Plus spécifique du traitement de texte, la substitution automatique des chaînes de caractères à l’écran lors des corrections élimine la rature du paysage visuel de la genèse textuelle, la phase de l’impression, toujours différée, délivrant un texte perpétuellement « au net ». Frappée au clavier ou ajoutée à la main, la rature demeurait fréquente dans le dactylogramme : le traitement de texte l’élimine en principe, même si les usagers des premières générations, formés au 20ième siècle dans une institution scolaire dépourvue d’ordinateurs, s’adonnent encore volontiers à la correction manuelle sur copies d’imprimante, la correction à l’écran n’étant employée que pour ces substitutions immédiates et de faible ampleur quantitative que l’on qualifiait naguère de corrections « au fil de la plume ».
À ce niveau l’écran efface instantanément et définitivement l’inscription virtuelle supprimée, confondant en une seule coulée scripturale d’apparence homogène les différentes strates d’intervention, là où le papier conservait la trace des alternatives et des repentirs, témoignant – ne serait‑ce que visuellement – de la diversité des intentions et de l’accumulation des moments d’inscription8. De plus, tous les interstices, marges et interlignes – où viennent se surajouter signes de renvois, notes de régie et graphismes non verbaux dans la page de brouillon – ne sont pas accessibles à l’inscription selon les conventions usuelles du traitement de texte. Du point de vue graphique, le brouillon en tant qu’espace d’écriture « pour soi‑même » se caractérise par une exacerbation des marques personnelles : tandis que le tracé tend vers l’illisible, des codes à usage privé viennent souvent compenser l’absence de repères normalisés à usage collectif.

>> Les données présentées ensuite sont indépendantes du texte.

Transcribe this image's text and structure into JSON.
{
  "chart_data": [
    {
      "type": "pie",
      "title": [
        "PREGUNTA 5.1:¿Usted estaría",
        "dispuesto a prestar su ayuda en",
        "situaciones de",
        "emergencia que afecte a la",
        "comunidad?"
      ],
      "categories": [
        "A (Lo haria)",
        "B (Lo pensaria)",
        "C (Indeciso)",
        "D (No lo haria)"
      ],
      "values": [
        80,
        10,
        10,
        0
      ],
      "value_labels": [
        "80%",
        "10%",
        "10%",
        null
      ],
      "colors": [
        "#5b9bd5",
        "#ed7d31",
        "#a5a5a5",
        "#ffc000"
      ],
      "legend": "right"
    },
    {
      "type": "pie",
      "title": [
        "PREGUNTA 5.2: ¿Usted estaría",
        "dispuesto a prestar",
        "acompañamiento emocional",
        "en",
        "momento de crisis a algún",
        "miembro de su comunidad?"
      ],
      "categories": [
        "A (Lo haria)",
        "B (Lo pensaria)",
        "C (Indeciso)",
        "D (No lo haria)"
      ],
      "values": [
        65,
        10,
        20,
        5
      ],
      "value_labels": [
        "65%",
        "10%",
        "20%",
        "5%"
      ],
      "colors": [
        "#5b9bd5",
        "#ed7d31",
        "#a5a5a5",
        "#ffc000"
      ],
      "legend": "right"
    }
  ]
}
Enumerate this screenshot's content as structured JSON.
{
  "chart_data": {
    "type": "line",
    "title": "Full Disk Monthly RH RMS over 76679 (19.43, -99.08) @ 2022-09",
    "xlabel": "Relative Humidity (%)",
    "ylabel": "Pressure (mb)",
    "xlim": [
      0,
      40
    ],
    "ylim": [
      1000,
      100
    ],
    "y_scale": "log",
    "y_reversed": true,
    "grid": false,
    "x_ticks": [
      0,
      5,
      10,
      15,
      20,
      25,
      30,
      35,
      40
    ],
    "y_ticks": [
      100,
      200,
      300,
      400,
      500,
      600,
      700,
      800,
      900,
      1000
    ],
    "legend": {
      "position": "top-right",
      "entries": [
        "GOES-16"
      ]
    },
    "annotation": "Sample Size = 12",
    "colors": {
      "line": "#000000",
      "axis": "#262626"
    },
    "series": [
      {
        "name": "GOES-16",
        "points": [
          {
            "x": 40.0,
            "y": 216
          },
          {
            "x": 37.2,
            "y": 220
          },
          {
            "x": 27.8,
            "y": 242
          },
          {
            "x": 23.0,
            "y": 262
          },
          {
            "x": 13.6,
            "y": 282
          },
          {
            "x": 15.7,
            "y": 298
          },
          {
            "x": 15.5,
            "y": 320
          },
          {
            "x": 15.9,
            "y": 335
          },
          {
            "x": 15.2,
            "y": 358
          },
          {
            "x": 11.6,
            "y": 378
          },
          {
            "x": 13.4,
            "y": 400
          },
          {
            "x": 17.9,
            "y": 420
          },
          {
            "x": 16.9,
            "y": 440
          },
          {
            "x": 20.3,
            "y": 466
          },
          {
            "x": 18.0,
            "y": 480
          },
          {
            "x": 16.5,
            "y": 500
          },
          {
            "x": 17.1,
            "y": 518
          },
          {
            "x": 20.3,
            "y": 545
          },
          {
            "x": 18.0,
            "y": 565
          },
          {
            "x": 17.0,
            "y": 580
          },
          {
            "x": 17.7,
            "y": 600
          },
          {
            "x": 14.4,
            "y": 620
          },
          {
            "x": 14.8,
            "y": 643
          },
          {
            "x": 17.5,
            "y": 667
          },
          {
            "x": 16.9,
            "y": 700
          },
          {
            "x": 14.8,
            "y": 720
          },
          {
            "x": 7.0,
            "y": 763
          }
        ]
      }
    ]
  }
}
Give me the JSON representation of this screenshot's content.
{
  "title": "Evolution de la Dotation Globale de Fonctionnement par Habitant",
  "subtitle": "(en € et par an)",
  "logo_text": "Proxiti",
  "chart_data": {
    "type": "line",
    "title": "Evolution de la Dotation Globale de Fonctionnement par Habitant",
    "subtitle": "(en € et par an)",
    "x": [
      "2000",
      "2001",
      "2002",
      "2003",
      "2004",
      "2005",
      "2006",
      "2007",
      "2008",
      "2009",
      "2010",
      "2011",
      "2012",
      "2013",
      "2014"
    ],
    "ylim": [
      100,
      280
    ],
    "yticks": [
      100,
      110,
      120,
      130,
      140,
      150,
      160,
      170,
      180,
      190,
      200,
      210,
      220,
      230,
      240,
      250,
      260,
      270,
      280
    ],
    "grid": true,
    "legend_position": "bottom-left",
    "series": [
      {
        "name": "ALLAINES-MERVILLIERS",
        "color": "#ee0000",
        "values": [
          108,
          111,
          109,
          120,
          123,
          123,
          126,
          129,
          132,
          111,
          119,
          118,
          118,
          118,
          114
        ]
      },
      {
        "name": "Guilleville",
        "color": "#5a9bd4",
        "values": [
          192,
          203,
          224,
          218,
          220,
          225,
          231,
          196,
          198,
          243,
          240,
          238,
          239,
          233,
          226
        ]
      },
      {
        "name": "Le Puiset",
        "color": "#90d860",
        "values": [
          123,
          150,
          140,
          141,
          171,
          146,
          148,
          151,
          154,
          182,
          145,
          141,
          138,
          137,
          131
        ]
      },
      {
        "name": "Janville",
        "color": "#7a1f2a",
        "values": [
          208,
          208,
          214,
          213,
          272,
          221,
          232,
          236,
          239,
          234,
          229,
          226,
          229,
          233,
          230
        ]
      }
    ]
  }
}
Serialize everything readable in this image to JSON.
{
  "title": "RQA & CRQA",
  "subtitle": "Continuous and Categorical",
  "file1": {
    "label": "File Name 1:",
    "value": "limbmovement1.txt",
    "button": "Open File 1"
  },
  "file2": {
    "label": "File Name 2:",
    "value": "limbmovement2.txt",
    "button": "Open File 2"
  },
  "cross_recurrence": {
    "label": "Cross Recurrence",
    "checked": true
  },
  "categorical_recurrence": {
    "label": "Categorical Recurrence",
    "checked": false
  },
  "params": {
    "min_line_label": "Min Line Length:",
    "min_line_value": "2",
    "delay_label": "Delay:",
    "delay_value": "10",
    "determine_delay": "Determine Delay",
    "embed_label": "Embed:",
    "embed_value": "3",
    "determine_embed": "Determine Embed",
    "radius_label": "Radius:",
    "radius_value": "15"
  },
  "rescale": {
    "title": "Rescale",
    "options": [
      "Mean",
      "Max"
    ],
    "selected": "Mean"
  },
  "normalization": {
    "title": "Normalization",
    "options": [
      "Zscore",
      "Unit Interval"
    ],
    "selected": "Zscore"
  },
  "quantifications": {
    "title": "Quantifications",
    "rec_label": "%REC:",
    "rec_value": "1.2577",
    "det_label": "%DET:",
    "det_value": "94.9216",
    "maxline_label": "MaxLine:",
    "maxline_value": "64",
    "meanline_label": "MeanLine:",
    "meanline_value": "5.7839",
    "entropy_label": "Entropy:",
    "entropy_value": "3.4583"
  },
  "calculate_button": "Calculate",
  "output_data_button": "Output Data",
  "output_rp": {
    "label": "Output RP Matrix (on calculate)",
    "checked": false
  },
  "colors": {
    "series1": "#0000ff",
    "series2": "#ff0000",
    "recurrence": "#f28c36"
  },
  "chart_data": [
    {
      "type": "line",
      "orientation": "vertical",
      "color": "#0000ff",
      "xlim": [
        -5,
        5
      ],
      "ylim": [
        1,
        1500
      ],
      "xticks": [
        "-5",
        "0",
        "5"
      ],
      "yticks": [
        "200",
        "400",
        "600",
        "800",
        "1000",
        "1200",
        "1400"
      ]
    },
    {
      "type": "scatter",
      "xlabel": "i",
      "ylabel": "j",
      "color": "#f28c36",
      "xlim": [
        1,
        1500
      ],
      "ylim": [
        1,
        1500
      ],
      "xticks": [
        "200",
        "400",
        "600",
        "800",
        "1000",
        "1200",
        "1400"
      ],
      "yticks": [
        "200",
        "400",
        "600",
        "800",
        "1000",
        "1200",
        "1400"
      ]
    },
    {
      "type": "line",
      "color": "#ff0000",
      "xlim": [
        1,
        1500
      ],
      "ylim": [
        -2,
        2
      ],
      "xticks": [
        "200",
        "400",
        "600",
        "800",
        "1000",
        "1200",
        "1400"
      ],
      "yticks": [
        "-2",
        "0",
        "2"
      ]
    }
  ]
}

Modalités d’appropriation du support : le bricolage
Cependant les caractéristiques du brouillon littéraire moderne ne sont pas seulement graphiques, ce type de documents se distingue aussi par une spécificité plastique. Pour les générations de scripteurs ayant appris à écrire à la main avant de se familiariser avec le clavier et l’écran, écrire est une activité qui engage le corps dans un contact non avec une machine électronique et une image virtuelle, mais avec un instrument manuel et un support matériel, à l’ère moderne généralement une feuille de papier9. Comme le rappelait Roland Barthes, le choix de tel stylo, à plume ou à bille, de telle encre et de tel cahier, telle feuille de papier relève d’un véritable plaisir sensuel pour qui aime écrire10. Cet engagement tactile n’est que l’un des aspects kinesthésiques de la pratique d’écriture, guidée par une recherche de confort et d’efficacité du geste : le choix du format et de la qualité du papier, son utilisation au recto seulement ou bien sur les deux faces, la préférence pour un support relié, carnet ou cahier, ou pour des feuilles volantes correspondent à des habitudes de travail les plus variées que le dispositif électronique, désormais portable, tend à éliminer ou standardiser.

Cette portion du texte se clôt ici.